この作業は、English Timeの時は、art specと呼んでいました。出来るだけ詳細に描いたビジュアルを上から下、左から右に視線を移動しながら、ひたすら描写します。English Timeの執筆時に、大量の英語を書くのに疲れて「私のビジュアルは詳しいから、イラストレーターにそれを見て描いてもらうわけにいかないの?」と編集者に聞きました。「あなたが描くビジュアルはもちろん大きな参考・助けになるけれど、イラストレーターがあなたの絵に影響されないように文字で伝えてもらいたい。」と返事がきて、へぇそうですか、とひたすら英作文に励みました。

その経験がBeehiveの執筆で活きたと思います。generalからdetailsに、自分の意図が伝わるように心を込めて書きました。manuscriptは、English for specific purposesで、慣れると上手な言い回しやコツがわかってきます。そして、何よりも伝えたいことを自分自身が把握していることが重要です。編集者の「Great manuscript!」とコメントをもらうと嬉しくて、次のユニットも頑張ろう!と思いました。私は英語を専攻したことが無いのですが、OUPの著者として大量に英語を書いたことで力がついたと思います。英語上達の秘訣は「仕事で英語を使うこと」に尽きます。

このような作業を1st draft、2nd draft、3rd draftと推敲を重ねました。大巾な描き直し・書き直しもありましたが、「ボツになったアイディアはいつか個人で使うんだ!」自分を励まして、元気を出しました。

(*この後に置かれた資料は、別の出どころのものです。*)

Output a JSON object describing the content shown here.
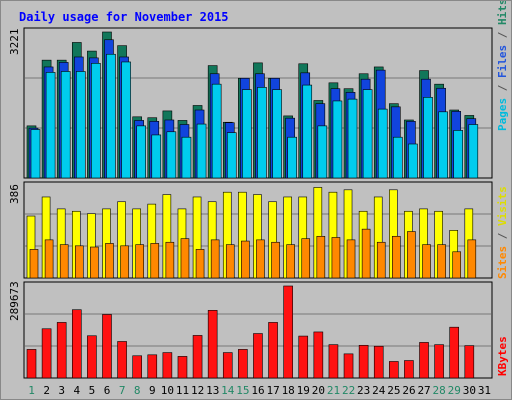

さて、今日は何を書きたかったというと、Familyのページの制作経緯です。Familyのユニットのオープニングです。全部で7人を1つの場面に登場させると一人ひとりが小さくなるので、祖父母はオンラインで誕生祝いをしていることにしました。執筆時はコロナ禍で仕事はもちろん家族の対面もオンラインでしたから「It’s a great idea. And it’s modern!」と編集者の賛辞をもらいました。私が描いたビジュアルはこれです。

manuscriptには、「ethnicityとclothesの選択はお任せします」と一言添えました。そして出来上がったページはこれです。

この家族はCaucasianではありません。Latin Americanですね。このページは最下部に写真を入れてreal worldを見せることになっています。写真の家族はAsianですね。(たぶん日本人)著者の私へのオマージュでしょうか。祖父母は元気な壮年で、ステロタイプではありません。

私はこのページに感激しています。